I shoved my hands into my pockets, fingers playing with the miniature atomizer sewn into the inner seam. Even the best security officers typically missed that hidden dandy. It had gotten me out of a fair few scuffles. I didn’t think I’d need it now; the woman seemed like she could hold her own in a fight, but not against three of us. Besides, I’d rather see her cuffed in my bed versus cuffed in a Galaxia police cell.
“Wait, listen. I can make it worth your while. Just hear me out.” Her ocean gaze passed over each of our faces, hope and hopelessness alternating in her expression.
“No crew.” Morpheus sat back down, his iridescent flight prosthetics brushing the floor with a cringey screech. Automatically, he raised them a fraction, tucking the lower two wings higher beneath the uppers.
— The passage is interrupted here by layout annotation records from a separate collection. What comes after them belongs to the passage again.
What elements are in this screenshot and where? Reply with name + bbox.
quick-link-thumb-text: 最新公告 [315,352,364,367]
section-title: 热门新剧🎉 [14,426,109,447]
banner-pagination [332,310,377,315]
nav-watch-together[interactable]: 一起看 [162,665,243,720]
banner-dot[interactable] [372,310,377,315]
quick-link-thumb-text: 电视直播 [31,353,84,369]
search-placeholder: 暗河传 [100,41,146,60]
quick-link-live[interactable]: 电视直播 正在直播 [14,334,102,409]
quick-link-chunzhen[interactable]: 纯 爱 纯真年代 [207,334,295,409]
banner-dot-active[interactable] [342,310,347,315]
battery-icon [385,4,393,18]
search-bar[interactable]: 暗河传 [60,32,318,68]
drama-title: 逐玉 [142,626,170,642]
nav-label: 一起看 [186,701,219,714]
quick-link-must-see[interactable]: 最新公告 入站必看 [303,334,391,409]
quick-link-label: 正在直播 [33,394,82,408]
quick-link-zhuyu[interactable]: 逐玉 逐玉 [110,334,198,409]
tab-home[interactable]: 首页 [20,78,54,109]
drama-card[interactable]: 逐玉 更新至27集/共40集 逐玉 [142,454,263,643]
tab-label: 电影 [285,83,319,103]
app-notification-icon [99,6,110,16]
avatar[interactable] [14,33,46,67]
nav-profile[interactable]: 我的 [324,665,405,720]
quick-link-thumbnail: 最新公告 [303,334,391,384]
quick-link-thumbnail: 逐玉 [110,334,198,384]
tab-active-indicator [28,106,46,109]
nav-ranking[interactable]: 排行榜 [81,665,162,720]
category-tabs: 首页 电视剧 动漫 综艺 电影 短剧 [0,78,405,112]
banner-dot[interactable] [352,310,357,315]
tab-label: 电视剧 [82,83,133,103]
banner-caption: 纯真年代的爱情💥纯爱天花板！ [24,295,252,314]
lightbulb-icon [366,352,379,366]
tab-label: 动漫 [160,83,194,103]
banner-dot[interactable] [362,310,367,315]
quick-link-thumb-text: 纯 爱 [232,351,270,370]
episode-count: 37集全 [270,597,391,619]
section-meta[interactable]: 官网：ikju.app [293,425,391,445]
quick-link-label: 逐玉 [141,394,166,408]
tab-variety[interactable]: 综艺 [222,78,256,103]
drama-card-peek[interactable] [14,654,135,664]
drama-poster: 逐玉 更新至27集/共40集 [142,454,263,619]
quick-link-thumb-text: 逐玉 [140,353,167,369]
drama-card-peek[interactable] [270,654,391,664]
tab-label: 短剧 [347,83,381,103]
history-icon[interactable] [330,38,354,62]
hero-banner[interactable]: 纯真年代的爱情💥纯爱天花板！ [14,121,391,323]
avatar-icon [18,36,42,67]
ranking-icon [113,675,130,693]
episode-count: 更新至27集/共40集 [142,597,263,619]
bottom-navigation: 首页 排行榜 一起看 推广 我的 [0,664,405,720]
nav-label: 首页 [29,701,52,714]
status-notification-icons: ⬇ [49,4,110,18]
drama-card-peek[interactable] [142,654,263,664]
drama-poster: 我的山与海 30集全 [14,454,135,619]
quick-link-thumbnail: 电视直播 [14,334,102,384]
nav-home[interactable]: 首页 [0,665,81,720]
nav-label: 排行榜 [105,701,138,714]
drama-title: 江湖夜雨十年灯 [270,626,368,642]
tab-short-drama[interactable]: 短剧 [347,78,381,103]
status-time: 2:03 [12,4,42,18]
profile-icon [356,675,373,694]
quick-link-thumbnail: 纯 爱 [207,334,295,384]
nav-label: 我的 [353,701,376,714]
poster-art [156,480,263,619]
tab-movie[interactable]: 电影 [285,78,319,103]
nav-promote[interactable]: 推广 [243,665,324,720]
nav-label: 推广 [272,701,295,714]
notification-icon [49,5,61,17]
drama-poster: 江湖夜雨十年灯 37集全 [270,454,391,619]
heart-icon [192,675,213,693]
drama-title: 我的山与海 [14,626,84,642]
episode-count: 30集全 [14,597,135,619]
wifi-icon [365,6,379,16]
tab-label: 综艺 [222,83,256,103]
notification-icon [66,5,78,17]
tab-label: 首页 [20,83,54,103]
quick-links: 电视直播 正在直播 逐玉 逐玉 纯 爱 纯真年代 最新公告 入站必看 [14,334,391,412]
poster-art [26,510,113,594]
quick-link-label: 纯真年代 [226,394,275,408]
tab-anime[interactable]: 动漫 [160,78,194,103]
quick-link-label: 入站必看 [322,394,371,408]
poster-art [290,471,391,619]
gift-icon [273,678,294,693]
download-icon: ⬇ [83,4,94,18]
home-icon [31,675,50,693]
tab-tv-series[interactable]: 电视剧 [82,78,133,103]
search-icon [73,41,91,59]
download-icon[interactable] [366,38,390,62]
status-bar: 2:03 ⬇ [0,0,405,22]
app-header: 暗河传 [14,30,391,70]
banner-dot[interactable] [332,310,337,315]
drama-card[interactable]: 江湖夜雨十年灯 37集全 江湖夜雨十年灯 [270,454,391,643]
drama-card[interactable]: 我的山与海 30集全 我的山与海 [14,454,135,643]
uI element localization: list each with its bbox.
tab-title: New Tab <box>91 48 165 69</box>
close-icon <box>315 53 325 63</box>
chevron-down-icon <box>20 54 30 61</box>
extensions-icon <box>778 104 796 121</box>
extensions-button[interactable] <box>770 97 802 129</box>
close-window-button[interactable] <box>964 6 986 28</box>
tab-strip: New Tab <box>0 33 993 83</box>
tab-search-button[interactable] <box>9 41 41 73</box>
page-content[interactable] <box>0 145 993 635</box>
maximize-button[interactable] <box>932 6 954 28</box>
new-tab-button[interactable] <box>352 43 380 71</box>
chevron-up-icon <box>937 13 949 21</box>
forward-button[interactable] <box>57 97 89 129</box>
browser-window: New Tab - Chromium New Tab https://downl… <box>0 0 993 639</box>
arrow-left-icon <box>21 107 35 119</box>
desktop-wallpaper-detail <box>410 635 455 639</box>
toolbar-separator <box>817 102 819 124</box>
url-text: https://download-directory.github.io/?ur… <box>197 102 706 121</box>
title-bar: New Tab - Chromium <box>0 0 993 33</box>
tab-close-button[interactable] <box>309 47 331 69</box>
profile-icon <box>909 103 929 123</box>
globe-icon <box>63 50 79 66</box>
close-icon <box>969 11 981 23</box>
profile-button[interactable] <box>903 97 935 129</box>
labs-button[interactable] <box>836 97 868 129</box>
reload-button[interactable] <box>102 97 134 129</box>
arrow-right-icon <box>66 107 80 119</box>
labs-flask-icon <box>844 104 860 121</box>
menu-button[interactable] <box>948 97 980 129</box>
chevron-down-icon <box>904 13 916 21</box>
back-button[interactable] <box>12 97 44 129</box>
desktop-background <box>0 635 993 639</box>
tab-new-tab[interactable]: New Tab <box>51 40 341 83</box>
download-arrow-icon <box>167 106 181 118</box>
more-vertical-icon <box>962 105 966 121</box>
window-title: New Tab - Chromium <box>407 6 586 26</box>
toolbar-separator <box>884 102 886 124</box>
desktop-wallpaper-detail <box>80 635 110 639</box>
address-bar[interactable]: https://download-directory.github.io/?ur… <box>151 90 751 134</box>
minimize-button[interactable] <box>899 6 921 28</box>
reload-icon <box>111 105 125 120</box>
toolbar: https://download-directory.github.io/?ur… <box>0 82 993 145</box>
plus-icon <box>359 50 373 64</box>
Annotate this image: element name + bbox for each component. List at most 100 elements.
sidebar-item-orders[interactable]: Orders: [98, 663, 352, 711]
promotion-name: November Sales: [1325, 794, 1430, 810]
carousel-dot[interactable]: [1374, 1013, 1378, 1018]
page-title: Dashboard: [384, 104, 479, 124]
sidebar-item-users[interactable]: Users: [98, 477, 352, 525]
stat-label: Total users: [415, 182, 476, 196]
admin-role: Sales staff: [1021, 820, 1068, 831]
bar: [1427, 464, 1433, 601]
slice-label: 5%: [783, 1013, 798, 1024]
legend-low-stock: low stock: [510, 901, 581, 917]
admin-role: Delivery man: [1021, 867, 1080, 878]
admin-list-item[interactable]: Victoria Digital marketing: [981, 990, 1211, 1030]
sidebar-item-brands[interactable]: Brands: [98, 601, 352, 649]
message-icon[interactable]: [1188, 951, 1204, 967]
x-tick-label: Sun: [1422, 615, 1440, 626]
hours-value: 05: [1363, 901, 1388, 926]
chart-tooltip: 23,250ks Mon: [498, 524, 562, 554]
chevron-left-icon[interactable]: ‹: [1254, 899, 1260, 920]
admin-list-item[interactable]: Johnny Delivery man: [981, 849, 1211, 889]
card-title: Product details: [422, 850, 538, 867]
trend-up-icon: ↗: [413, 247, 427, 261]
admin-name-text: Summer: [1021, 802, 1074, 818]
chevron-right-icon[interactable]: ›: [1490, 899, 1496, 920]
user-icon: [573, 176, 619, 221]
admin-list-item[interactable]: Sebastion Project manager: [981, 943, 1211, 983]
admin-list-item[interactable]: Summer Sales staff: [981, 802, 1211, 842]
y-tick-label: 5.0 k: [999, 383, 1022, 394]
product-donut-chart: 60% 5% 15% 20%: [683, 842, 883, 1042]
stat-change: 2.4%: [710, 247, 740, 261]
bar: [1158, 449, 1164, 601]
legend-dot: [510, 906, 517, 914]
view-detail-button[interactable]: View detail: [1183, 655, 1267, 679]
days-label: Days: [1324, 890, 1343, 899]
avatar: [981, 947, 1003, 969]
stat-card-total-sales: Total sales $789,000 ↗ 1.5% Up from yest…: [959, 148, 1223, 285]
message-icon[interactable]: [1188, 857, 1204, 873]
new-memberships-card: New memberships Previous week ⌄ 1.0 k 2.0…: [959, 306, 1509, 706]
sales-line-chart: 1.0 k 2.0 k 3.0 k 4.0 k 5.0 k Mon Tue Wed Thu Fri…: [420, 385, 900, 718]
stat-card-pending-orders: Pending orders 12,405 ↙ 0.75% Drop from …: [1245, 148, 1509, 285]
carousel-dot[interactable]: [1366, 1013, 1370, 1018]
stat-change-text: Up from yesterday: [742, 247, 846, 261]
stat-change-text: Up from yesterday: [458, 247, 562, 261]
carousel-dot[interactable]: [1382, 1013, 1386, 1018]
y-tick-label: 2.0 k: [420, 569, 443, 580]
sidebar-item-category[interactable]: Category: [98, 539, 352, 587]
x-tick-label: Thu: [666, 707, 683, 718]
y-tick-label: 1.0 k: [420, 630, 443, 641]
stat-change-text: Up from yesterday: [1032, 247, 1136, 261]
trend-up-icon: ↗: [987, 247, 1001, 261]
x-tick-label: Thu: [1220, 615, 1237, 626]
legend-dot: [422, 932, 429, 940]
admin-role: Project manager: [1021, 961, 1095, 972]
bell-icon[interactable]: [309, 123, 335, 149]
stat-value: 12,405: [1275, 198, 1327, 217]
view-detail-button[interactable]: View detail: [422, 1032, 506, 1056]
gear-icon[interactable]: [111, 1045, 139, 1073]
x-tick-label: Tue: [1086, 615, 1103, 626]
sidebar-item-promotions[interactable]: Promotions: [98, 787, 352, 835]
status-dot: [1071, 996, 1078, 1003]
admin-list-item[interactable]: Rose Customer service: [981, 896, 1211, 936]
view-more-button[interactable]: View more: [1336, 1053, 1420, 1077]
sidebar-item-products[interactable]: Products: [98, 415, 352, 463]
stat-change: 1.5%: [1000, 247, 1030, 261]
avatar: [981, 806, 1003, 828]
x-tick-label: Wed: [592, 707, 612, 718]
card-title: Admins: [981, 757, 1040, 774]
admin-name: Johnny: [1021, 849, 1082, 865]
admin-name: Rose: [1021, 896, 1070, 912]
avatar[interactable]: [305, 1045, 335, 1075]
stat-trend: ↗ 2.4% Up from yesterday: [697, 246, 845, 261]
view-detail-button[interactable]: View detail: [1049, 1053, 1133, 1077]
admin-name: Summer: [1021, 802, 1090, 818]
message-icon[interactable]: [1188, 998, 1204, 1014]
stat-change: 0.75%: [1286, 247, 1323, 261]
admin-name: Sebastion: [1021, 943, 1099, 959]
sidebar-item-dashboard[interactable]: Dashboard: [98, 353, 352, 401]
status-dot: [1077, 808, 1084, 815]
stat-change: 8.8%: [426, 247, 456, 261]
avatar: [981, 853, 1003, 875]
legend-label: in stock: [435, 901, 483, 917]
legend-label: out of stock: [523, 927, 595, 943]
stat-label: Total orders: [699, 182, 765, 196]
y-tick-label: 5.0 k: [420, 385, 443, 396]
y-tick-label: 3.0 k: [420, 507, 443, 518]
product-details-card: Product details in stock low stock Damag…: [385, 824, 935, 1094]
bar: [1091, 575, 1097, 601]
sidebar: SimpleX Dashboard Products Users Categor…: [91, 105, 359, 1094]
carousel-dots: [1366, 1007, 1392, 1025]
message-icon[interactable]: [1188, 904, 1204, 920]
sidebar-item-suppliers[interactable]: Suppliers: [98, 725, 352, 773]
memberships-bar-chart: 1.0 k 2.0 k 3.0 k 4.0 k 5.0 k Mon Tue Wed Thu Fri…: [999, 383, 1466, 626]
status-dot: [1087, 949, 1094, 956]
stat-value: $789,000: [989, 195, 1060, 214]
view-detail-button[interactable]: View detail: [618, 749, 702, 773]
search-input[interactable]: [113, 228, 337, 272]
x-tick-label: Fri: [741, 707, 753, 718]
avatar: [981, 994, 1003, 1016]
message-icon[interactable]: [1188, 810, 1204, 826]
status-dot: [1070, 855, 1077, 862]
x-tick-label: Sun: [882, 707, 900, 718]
“Blue, dammit, just hold on.” She pressed her index finger to her right ear momentarily, as if that could block out the noise
that was distracting her. She took a step forward, a taint of desperation seeping into her speech, though she quickly controlled herself again. “Look, I’m alone. I have no one. I can’t get back home, and I need to survive here. I’ve been making ends meet, selling enough to get by, but if I had a crew, I know I could turn a profit that would make your gambling take look like table scraps. I’ve been doing this since I was a kid. I’ve got the chops and I’ve got one hell of a ship.”
“You’re trying to build your cocoon in the wrong tree, lady.” Morpheus didn’t even look at her when he spoke, two of his four jointed arms wrapped around a steaming mug of fish oil. He’d eat about anything smaller than he was, which opened up a wide damn world of cuisine, but he’d found aquatic fare to be his favorite. Which meant eating with him smelled like a fish market back home.
I shrugged, glancing away from Morpheus and back at the woman. Evik had been quiet since his singular ‘no’ earlier.
“Look, Morph’s got a nose for these things. If he’s not interested—”
She cut me off, taking another step forward so that she was so close I could smell her. Floral notes and spice. If she smelled like that, I couldn’t help but wonder what she tasted like.
“Well, I’ve got a nose for conmen and I know the way to the security deck.”